We considered three case studies in some detail, and evaluated the predictions of extant accounts of modality that are representative of the two main camps in the field: quantificational semantics based on ordinal relations between possible worlds, and probabilistic approaches. We summarize these predictions in Table 2.

Table 2 Predictions of theories of modality for the case studies discussed in detail in this article

This table is to be taken with a grain of salt. In particular, we are in no way claiming that other theories are constitutionally incapable of being modified in order to make the same predictions as our account. Regarding Kratzer’s influential account, a central source of inspiration for our own version of a single lexical entry for each modal force and sophisticated modal backgrounds interacting interestingly to create different modal flavors, conjunction elimination for must is valid, making an account of our proposed modal conjunction fallacy extremely hard, if it is to be proposed within the realm of modality itself. An articulated theory of modality and, say, representativeness à la Kahneman and Tversky (1973) is perhaps a reasonable way for this view to integrate our predictions, but such a combination is by no means a straightforward matter. Similar remarks apply to the quantificational approach in the case of our proposed modal lawyers and engineers puzzle, and the facts we summarize in the table for the miners puzzle are generally accepted in the field. On the probabilistic side, we find greater success with the miners puzzle, though more conservative predictions for the must case than our own, a matter that will likely require experimentation with naive participants to settle. For our novel epistemic puzzles on reasoning with must, extant probabilistic approaches, given their across-the-board adherence to Bayesian standards of rationality, make predictions entirely opposed to our theory’s and, we have argued, to introspective intuitions.

Our somewhat radical new approach leaves multiple questions unanswered for the time being, beyond just whether our preliminary proposals for weak necessity and possibility modals are on the right track.

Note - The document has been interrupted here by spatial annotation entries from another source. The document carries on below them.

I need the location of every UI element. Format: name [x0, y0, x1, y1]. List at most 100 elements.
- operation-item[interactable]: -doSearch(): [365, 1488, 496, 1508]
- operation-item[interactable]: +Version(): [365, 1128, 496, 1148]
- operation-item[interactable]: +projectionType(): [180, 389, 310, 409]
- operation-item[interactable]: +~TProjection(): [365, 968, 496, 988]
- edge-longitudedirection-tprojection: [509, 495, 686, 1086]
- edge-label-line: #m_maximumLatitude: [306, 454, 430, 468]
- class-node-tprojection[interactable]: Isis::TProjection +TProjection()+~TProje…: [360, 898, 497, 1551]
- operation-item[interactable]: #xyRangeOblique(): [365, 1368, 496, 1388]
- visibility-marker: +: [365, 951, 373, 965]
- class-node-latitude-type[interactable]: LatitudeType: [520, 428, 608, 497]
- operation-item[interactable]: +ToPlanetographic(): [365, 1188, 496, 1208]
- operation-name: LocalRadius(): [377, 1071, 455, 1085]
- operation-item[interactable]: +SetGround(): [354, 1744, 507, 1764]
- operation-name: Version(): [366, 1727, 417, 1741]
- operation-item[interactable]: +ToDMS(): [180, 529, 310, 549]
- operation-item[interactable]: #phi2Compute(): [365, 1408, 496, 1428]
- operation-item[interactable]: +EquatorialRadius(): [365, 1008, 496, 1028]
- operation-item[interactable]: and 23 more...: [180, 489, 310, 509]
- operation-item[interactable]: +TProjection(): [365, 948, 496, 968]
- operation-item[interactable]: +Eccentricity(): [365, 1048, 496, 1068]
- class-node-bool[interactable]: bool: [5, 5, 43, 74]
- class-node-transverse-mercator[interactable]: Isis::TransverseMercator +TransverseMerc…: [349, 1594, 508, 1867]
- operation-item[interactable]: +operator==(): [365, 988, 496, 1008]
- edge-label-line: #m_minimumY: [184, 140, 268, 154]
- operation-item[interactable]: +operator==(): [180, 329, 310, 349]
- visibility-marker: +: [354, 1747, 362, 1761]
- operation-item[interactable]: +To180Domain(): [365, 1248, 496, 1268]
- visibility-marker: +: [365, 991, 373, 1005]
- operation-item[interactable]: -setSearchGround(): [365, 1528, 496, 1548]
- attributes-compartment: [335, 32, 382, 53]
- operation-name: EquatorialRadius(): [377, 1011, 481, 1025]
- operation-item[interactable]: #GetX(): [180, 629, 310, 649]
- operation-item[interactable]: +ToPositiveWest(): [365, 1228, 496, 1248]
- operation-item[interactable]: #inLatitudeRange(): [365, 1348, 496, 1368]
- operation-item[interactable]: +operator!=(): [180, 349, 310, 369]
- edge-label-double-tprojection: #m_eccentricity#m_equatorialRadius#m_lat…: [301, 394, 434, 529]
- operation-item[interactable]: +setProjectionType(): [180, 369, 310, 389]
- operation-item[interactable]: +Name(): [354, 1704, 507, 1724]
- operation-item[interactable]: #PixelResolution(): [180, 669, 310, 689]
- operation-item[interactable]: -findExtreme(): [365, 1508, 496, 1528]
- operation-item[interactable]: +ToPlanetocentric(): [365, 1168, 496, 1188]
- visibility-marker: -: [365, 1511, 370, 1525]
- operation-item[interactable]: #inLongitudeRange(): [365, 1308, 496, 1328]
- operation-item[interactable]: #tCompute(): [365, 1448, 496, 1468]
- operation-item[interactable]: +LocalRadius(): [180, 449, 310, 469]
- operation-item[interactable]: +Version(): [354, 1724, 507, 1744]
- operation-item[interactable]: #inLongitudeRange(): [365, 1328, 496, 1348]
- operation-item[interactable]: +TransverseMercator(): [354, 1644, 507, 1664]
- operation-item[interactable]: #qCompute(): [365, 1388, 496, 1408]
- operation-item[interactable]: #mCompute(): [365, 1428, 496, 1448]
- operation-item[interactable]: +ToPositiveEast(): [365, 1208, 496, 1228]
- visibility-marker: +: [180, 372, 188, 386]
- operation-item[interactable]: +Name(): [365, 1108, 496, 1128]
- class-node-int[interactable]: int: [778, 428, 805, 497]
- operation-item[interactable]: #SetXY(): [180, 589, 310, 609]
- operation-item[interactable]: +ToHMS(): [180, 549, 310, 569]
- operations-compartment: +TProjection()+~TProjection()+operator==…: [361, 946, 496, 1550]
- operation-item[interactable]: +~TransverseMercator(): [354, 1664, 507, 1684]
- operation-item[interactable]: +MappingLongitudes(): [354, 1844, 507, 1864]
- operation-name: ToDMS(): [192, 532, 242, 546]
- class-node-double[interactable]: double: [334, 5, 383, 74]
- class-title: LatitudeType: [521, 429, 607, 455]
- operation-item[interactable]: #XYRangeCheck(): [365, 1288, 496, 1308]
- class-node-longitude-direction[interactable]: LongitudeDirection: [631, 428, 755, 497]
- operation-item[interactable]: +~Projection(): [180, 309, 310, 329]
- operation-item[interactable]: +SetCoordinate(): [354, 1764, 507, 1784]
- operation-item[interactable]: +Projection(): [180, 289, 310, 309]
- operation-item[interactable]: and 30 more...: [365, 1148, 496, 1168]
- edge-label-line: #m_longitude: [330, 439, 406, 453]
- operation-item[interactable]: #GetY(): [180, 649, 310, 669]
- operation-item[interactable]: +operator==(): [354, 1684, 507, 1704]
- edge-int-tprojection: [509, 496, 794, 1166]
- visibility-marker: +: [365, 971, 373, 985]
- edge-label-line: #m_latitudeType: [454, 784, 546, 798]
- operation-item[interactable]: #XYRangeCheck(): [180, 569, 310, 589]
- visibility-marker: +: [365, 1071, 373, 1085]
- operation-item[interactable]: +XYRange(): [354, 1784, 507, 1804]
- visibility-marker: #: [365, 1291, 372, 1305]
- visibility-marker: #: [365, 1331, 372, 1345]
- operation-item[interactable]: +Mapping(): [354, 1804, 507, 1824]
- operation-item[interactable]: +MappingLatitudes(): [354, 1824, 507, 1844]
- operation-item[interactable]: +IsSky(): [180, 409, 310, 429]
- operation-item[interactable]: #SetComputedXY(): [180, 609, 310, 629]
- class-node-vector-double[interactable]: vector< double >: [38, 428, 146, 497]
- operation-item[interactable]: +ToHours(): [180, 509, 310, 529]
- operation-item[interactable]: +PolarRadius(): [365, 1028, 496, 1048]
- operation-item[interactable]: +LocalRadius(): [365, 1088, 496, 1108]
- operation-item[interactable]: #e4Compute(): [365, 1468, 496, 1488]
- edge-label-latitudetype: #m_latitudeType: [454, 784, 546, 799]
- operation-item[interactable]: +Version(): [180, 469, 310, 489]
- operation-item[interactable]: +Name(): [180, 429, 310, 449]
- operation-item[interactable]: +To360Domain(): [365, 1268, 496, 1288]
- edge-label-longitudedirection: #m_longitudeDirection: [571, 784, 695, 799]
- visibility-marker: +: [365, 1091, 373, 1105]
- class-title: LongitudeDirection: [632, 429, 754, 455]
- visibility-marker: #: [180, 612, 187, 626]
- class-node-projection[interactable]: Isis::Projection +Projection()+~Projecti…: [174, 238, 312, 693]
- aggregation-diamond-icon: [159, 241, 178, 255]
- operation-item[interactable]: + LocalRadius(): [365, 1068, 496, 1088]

In particular, in our effort to understand naive reasoning with epistemic must (a woefully understudied topic in the psychology of human reasoning), we could only sketch an analysis of how it is possible in a system like ours to still approximate the usual standards of rationality in terms of Bayesian update by factoring in prior probabilities via a plausibility requirement. Our project in this first article was to demonstrate with a detailed proof of concept the feasibility of our research program for modality, to show in particular that facts well established in linguistics and philosophy about the weakness of necessity modals in the epistemic case and similarly pervasive facts about apparent failures of human reasoning could be combined with a rational semantics in terms of expected utility for the deontic domain, all within one single lexical entry.